Palantir has emerged as the paradigmatic government AI company. Founded in 2003 with CIA backing through In-Q-Tel, Palantir's platforms—Gotham (intelligence/defense), Foundry (commercial), and AIP (AI Platform)—have become infrastructure for Western military and intelligence operations. AIP layers LLM capabilities on top of Palantir's data integration platform, allowing military operators to query complex intelligence data in natural language, generate operational plans, and coordinate responses across data sources. The scale of government dependence on Palantir is staggering: the company secured a $10 billion U.S. Army enterprise agreement in August 2025, followed by a $1 billion DHS contract in February 2026, and a Navy "ShipOS" contract in late 2025. With projected 2026 revenue of $7.18–$7.20 billion (over 60% growth year-over-year), Palantir is arguably the most important AI company in Western defense.
The tension between AI safety research and government defense work exploded into public view in early 2026 when Anthropic—a company founded on principles of AI safety and Constitutional AI—was deemed a "national security threat" by defense officials. Palantir was reportedly ordered to stop using Anthropic's Claude in Pentagon contracts and rebuild classified defense workflows with alternative models. The episode crystallized a fundamental fracture in AI policy: companies that build the most capable AI systems may face pressure to support defense applications, while simultaneously facing backlash from safety researchers who argue that military AI work contradicts safety-first principles. The debate reflects an irreconcilable tension—some believe engagement with defense is necessary to ensure responsible deployment, while others view it as legitimizing AI militarization.
China's approach to government AI represents a fundamentally different model—military-civil fusion, where the boundary between commercial AI development and state defense applications is deliberately blurred. Companies like SenseTime, iFlytek, and Huawei develop AI technologies that serve both consumer and government surveillance markets. This has created a geopolitical AI race where US export controls on AI chips and semiconductor equipment are explicitly aimed at limiting Chinese military AI capabilities—though in April 2025, the Trump administration briefly stopped all GPU shipments to China before relaxing restrictions.
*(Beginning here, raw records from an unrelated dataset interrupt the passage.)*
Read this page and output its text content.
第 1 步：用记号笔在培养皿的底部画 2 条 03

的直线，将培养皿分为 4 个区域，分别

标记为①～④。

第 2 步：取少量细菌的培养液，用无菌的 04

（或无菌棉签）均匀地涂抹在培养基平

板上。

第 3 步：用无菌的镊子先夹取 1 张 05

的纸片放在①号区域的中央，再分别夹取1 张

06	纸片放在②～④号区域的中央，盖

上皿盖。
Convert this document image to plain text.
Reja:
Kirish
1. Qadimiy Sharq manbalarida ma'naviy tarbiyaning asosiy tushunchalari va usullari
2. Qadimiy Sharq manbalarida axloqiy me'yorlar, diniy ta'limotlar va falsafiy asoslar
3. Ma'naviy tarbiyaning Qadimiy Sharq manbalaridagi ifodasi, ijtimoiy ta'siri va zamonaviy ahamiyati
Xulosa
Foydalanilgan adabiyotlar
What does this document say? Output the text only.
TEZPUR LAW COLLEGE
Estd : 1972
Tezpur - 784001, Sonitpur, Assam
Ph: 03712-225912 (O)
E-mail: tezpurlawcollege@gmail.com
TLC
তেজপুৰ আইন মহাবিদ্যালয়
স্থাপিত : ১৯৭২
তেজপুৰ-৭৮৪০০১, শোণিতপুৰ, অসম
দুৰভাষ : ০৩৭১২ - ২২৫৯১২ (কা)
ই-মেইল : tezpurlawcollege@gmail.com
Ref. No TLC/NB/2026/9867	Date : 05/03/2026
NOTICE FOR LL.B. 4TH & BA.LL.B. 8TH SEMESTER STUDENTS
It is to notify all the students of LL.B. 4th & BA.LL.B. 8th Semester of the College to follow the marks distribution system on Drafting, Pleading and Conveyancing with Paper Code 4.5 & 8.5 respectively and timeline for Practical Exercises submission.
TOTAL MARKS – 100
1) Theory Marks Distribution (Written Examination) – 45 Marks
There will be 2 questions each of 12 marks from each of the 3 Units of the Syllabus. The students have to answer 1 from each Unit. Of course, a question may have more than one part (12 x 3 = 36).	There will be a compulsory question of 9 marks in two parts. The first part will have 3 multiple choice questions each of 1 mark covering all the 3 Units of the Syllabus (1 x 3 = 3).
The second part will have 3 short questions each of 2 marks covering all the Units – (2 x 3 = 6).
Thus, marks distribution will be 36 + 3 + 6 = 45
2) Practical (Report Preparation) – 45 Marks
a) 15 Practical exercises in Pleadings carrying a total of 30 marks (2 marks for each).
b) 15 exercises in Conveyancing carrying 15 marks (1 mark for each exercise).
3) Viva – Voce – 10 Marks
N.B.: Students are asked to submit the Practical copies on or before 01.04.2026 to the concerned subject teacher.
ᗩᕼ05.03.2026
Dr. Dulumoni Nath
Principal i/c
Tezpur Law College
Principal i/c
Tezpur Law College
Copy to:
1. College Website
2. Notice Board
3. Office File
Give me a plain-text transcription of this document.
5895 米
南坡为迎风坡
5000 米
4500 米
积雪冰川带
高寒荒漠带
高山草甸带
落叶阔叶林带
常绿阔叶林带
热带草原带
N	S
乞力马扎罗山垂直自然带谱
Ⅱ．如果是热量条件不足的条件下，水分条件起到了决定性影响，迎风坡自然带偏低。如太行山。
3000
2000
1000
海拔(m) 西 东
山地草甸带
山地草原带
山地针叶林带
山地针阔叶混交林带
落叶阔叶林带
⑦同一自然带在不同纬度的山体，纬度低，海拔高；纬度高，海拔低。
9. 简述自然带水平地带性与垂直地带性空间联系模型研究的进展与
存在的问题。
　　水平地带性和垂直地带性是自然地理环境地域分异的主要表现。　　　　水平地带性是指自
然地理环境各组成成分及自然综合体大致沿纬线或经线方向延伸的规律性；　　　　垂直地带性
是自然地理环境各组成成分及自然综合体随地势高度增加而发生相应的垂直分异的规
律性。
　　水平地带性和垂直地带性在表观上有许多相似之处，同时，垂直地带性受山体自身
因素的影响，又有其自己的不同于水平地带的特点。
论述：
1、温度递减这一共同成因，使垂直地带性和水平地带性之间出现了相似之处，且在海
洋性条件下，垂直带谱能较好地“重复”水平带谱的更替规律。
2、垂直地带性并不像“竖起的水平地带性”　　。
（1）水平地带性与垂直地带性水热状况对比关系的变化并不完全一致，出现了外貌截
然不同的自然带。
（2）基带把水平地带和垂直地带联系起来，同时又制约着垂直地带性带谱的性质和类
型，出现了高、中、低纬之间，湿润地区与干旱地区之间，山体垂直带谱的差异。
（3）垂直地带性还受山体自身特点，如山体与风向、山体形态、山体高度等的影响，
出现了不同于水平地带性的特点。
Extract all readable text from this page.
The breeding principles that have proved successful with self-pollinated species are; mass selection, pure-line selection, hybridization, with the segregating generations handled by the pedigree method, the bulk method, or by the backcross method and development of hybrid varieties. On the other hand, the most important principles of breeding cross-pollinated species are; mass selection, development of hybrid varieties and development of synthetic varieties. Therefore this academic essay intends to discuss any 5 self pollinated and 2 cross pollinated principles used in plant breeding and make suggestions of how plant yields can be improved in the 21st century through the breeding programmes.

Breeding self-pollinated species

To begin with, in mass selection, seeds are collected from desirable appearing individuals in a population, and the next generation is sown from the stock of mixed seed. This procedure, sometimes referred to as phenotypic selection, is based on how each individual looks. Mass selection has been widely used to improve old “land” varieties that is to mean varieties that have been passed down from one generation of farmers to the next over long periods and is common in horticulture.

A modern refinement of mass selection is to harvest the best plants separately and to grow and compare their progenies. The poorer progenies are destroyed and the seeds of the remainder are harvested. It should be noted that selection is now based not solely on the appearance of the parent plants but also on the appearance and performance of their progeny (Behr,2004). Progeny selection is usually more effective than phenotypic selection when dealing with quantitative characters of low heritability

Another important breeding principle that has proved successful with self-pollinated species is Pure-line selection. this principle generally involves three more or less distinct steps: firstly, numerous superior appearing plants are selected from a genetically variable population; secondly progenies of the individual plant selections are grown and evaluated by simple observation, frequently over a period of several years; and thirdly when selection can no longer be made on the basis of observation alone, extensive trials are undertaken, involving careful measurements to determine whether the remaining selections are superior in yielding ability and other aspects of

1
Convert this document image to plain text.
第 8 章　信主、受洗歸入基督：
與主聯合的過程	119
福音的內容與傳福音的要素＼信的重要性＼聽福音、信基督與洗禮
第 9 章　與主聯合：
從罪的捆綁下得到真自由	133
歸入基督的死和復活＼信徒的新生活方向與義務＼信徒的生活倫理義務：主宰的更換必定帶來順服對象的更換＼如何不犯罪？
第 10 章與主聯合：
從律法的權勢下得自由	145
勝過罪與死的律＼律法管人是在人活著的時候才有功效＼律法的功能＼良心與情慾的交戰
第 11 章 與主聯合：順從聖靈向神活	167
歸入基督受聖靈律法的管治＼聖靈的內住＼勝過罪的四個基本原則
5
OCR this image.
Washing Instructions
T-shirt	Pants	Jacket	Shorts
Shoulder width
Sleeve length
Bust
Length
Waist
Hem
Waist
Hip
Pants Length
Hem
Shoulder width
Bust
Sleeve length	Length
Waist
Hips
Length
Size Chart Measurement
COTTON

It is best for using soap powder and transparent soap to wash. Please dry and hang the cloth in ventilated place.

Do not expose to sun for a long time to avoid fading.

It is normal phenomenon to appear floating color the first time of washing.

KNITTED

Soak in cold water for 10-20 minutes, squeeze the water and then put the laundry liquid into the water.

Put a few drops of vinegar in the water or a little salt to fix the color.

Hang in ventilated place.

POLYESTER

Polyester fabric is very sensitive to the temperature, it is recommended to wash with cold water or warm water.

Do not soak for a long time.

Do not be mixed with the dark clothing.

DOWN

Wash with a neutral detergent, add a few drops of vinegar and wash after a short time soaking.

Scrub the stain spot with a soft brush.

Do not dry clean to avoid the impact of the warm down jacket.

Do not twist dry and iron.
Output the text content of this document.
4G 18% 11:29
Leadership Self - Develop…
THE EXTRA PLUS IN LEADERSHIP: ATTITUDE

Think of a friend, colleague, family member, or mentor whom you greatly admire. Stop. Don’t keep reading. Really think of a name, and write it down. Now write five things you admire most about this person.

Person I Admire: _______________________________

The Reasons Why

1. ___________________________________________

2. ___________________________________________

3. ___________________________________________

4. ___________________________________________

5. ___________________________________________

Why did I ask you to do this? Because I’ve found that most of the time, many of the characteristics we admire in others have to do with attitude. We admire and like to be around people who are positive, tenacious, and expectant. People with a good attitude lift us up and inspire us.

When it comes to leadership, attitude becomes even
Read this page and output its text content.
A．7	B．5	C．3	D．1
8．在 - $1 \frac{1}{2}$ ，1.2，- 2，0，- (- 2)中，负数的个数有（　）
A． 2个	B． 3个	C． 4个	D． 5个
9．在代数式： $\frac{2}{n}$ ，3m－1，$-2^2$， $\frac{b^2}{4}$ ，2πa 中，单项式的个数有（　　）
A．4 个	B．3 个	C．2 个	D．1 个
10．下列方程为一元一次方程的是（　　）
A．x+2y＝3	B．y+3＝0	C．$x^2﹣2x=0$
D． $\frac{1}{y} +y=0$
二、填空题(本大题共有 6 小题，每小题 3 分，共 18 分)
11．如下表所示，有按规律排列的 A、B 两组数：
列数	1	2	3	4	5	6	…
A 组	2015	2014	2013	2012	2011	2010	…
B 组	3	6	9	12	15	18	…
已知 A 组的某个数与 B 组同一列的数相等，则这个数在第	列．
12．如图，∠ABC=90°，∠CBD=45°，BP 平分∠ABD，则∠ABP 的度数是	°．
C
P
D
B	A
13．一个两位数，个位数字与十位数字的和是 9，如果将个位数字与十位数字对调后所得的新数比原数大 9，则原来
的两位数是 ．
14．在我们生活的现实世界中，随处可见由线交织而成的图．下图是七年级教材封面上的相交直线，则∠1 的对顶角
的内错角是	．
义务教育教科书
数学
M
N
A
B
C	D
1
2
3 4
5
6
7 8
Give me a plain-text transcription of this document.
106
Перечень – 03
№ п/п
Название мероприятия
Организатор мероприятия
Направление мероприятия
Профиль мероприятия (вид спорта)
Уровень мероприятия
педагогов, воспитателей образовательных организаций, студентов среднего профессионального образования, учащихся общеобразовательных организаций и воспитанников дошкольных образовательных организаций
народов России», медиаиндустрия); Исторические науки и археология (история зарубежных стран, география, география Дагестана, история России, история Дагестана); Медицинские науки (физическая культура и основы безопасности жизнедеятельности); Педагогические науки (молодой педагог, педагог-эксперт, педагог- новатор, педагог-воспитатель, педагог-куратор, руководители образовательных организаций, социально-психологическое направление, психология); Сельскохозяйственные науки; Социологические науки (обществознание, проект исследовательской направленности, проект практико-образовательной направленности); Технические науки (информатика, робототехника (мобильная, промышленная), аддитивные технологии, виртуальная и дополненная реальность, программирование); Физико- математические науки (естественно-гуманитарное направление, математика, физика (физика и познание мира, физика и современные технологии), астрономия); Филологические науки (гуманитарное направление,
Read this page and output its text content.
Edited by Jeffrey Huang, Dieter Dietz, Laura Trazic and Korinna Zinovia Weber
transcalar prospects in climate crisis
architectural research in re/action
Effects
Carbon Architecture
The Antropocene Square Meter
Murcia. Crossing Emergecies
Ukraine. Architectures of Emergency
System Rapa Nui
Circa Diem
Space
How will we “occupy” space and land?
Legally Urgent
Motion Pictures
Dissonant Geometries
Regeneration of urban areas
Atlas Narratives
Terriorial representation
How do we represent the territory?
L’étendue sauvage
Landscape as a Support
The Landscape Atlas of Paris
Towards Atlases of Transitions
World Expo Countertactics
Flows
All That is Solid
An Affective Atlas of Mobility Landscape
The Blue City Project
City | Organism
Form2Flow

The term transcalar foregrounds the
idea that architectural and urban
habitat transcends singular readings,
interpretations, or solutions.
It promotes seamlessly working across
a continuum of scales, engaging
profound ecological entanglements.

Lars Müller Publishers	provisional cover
Beyond defense, governments are deploying AI across public services: fraud detection in tax and benefits systems, predictive analytics for public health, computer vision for infrastructure inspection, and NLP for citizen services. Estonia has integrated AI across most government services; Singapore's Smart Nation initiative uses AI for urban planning and resource management. These deployments raise their own concerns—algorithmic bias in benefits adjudication, surveillance creep in smart city systems, and the risk of over-reliance on opaque AI systems for decisions that affect citizens' lives.
The government AI landscape is ultimately shaped by a fundamental question: who builds the AI that governments use, and what accountability structures exist when that AI makes consequential decisions? As AI becomes embedded in military command, intelligence analysis, law enforcement, and public services, the relationship between technology companies and state power becomes one of the defining issues of the era.